Imagine you have a number and you want to know what other number multiplied by itself twice gives you the original number. This is what a cube root does. For instance, the cube root of 8 is 2 because 2 \times 2 \times 2 equals 8. The cube root of a number is denoted by \( \sqrt[3]{a} \). Cube roots are common when working with expressions involving radicals, and when you need to rationalize a denominator with a cube root, it can be a bit more involved than dealing with square roots. To rationalize a cube root, you'd generally multiply by a factor that makes the radical a whole number. In the exercise above, we rationalized the denominator \( \sqrt[3]{9} \) by multiplying with \( \sqrt[3]{81} \) because

• it helps convert \( \sqrt[3]{9} \) into a clean number, \( 9 \).
• This process requires understanding how to factor expressions inside radicals properly.

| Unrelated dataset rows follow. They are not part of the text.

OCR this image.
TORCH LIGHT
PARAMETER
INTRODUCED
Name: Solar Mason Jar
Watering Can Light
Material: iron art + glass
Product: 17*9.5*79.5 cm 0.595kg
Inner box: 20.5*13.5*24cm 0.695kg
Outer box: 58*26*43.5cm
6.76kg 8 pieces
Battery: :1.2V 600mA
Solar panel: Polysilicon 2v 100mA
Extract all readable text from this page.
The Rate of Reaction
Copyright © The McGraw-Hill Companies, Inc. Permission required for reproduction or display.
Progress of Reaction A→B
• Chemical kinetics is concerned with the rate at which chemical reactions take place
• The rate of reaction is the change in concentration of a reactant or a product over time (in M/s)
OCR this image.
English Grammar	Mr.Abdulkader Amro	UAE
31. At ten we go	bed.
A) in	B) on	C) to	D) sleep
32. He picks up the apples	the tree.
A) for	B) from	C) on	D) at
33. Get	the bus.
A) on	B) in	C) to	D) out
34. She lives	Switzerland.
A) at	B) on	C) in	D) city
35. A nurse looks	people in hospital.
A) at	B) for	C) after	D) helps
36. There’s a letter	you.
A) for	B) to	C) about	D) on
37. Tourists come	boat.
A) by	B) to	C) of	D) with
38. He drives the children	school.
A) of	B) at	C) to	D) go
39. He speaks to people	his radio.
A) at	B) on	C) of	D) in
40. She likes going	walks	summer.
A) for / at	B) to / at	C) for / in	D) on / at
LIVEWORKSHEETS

In our case, 81 was the perfect number because when multiplied with 9, the result is a factorable cube.

Simplifying expressions means making them as straightforward as possible, reducing them down to the most basic terms. This often involves combining like terms, reducing fractions, and eliminating radicals when possible. In the example exercise, simplifying began by handling the denominator; \( \sqrt[3]{9} \cdot \sqrt[3]{81} \) turned into \( \sqrt[3]{9 \times 81} \), resulting in simply \( 9 \), a whole number. Then,

• The numerator \( 5 \cdot \sqrt[3]{81} \) was similarly simplified.
• The cube root 81 simplified to \( 3 \cdot \sqrt[3]{3} \) because 81 is the cube of 3 times another factor of 3.

Thus, understanding how to break down and reduce these cube roots is crucial for simplifying expressions efficiently.

When multiplying radicals, it's key to remember that roots can be combined under one radical if they share the same index. In simpler terms, \( \sqrt[n]{a} \cdot \sqrt[n]{b} = \sqrt[n]{a \times b} \). This rule holds for both square roots, cube roots, and higher-index roots.By applying this rule in the problem provided, we multiplied \( \sqrt[3]{9} \) and \( \sqrt[3]{81} \) to get \( \sqrt[3]{729} \), which then simplifies directly to 9.

• Because \( 729 = 9^3 \), this works perfectly to eliminate the radical.
• The key is multiplying like radicals and simplifying them as far as possible afterward.

This method ensures that expressions are not just rationalized, but also kept clean and simple. Mastering the art of multiplying radicals is essential for both simplifying and rationalizing complex expressions.